The US further believes that in order to control Africa, it has to expand US Africa Command (AFRICOM) across the Horn of Africa, the Greater Horn of Africa and East Africa all the way to Congo and the Great Lakes Region. And always, when imperialism cannot control an area, it seeks to unleash chaos and destabilize it until such time as it can take control.

So it is doing everything it can to disrupt the New Horn of Africa Project. It has already sanctioned Eritrea. It is en route to sanctioning Ethiopia. And who knows, with Somalia beginning to reconstitute itself after decades of war, more proxy wars seem to be in offing there too.

PD: The Horn of Africa’s diaspora, particularly the Ethiopians and Eritreans in the US, have started #NoMore movement against the US sanctions on these countries and its support for the TPLF. How impactful has this movement been?

EA: This is really an incredible phenomenon.
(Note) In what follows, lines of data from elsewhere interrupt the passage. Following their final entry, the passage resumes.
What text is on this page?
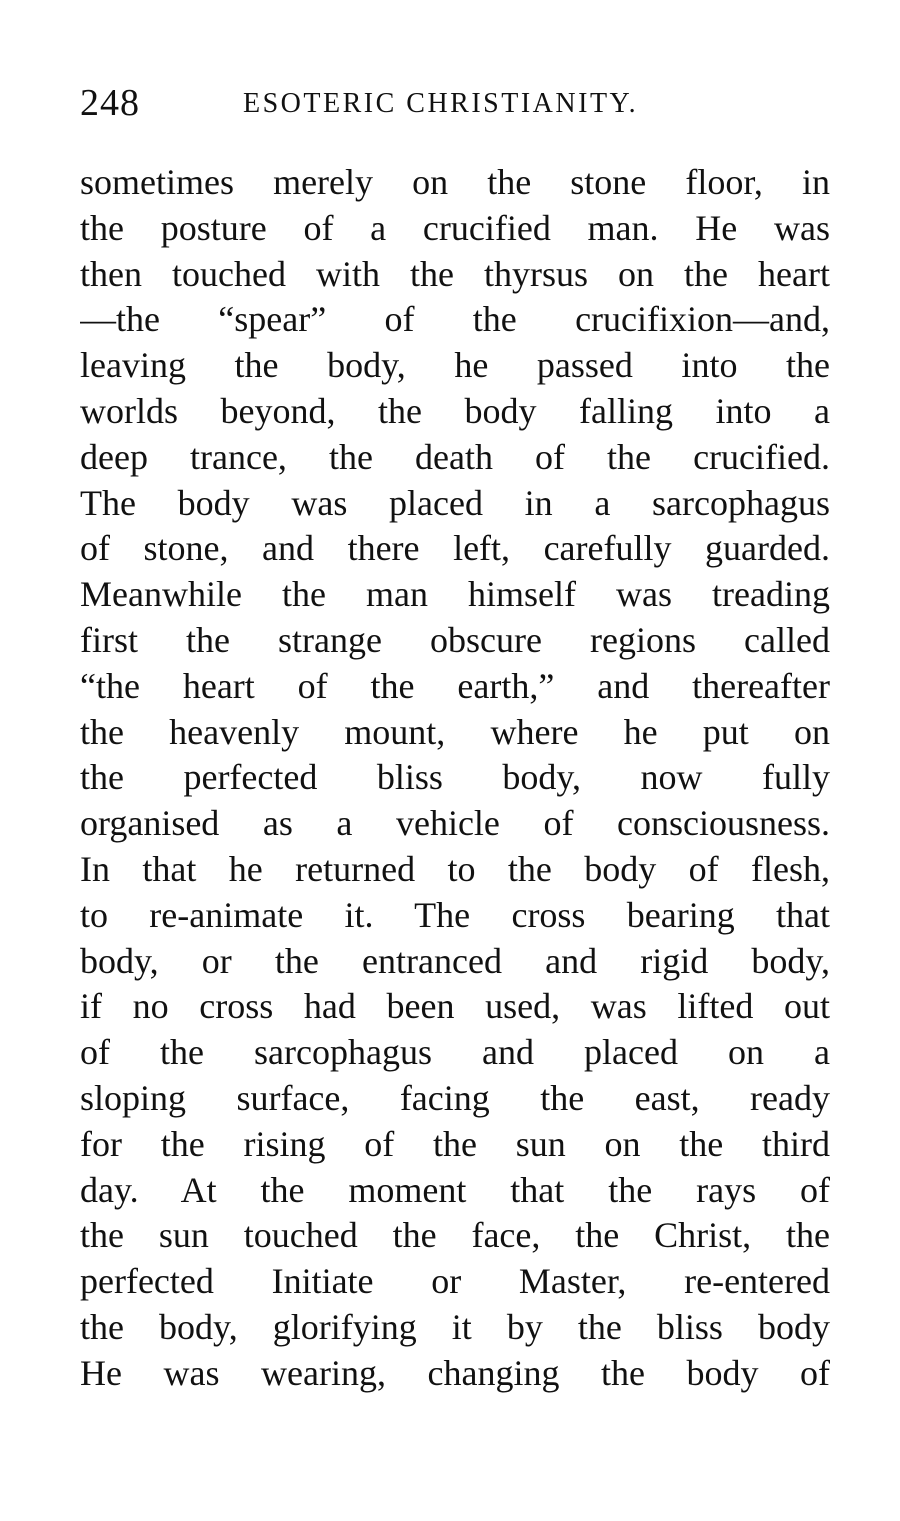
248	ESOTERIC CHRISTIANITY.
sometimes merely on the stone floor, in
the posture of a crucified man. He was
then touched with the thyrsus on the heart
—the “spear” of the crucifixion—and,
leaving the body, he passed into the
worlds beyond, the body falling into a
deep trance, the death of the crucified.
The body was placed in a sarcophagus
of stone, and there left, carefully guarded.
Meanwhile the man himself was treading
first the strange obscure regions called
“the heart of the earth,” and thereafter
the heavenly mount, where he put on
the perfected bliss body, now fully
organised as a vehicle of consciousness.
In that he returned to the body of flesh,
to re-animate it. The cross bearing that
body, or the entranced and rigid body,
if no cross had been used, was lifted out
of the sarcophagus and placed on a
sloping surface, facing the east, ready
for the rising of the sun on the third
day. At the moment that the rays of
the sun touched the face, the Christ, the
perfected Initiate or Master, re-entered
the body, glorifying it by the bliss body
He was wearing, changing the body of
Within a month since it was started by the  Ethiopian, Eritrean and Somali diaspora, it has grown global. Massive demonstrations and protests have been held in Washington D.C, in San Francisco and many other cities in the US and other Western countries, with the slogan: “Hands off Ethiopia; Hands off Eritrea; Hands off Horn of Africa”. They are saying “#NoMore” to western intervention; to economic warfare on countries in the form of sanctions.

Inside the continent, we have also seen demonstrations outside the Horn of Africa in countries as far as West Africa and Niger, raising the slogan “#NoMore Neo-colonialism” in French. Echoes of #NoMore are found in the murals on walls in South Africa. It started as an opposition to the war in Ethiopia and to the American attempts to destabilize the Horn of Africa, but grew into a pan-African movement against imperialism. Tomorrow its echoes might be heard in Latin America as well. It has the potential to evolve into a global anti-imperialist movement against endless wars.